Each entity and model is apis call with response time between 25ms and 150ms. Executor is only a java class to compute the responses (executions time between 1ms and 5ms).
This process will demand 60000 instances per minute and basically must orchestrate API calls.
I’ve tested many configurations but the executor job first acquires the initial jobs (entities) of all requests and only after processing all of them it continues the process (model and executor), which is causing a very high response time. We are trying to achieve a response time of up to 700ms/instance but so far we have achieved a response time of over 20 seconds in a load test of 16,000 process/minute.
I already tried to configure job prioritization by priority and due date, I increased the max-pool-size, queue-capacity, jobs-per-acquisition and core-pool-size but nothing changes. I don’t know if this would be the starving issue, but do you have any suggestions for tuning or configuration?
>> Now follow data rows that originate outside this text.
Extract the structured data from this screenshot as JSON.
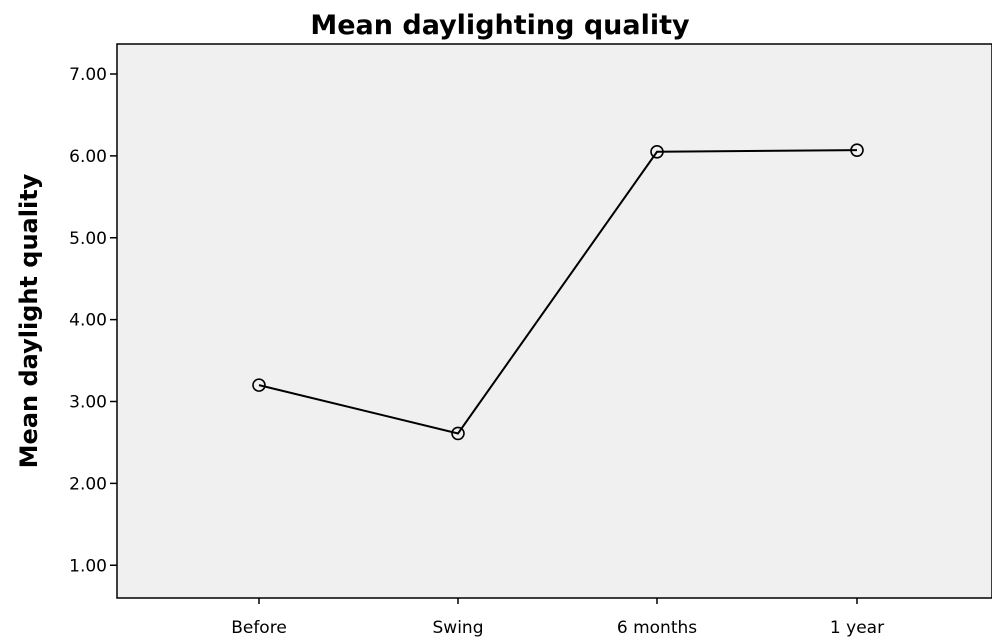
{
  "chart_data": {
    "type": "line",
    "title": "Mean daylighting quality",
    "xlabel": "",
    "ylabel": "Mean daylight quality",
    "categories": [
      "Before",
      "Swing",
      "6 months",
      "1 year"
    ],
    "series": [
      {
        "values": [
          3.2,
          2.61,
          6.05,
          6.07
        ]
      }
    ],
    "ylim": [
      0.6,
      7.0
    ],
    "yticks": [
      1.0,
      2.0,
      3.0,
      4.0,
      5.0,
      6.0,
      7.0
    ],
    "ytick_labels": [
      "1.00",
      "2.00",
      "3.00",
      "4.00",
      "5.00",
      "6.00",
      "7.00"
    ],
    "grid": false,
    "legend": "none",
    "plot_background": "#f0f0f0",
    "line_color": "#000000",
    "marker": "open-circle"
  }
}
Note: I’m running Camunda with Kotlin + Spring WebFlux and using features like coroutines and reactive features (controller and webclient). As we don’t need camunda’s data, we use DB H2 in-memory and extend auto deploy to fetch the processes we want to deploy from an external base, in this way we can parameterize the processes and make changes in deployment independently of Camunda’s db. (We follow the 24 Hours Fitness case with some changes.)
Since you mentioned a lot of steps you took to tune performance, but you didn’t mention anything about History API: which History level you are using? Do you need history at all?
Not sure if you have a breakdown of all service tasks execution time, we had faced similar issue but the root cause being one of API taking more than 30 seconds based on certain data condition and every time that data condition was met job executor threads were busy executing that job and hence causing acquisition to slow down and jobs to be piled up in the queue.
these are the most impactful settings with job executor, if you want a high throughput on async jobs increase queue size and core-pool-size to a number that is higher depending on CPU/memory of the hosting servers.
We have that currently set to 10 and 20 respectively.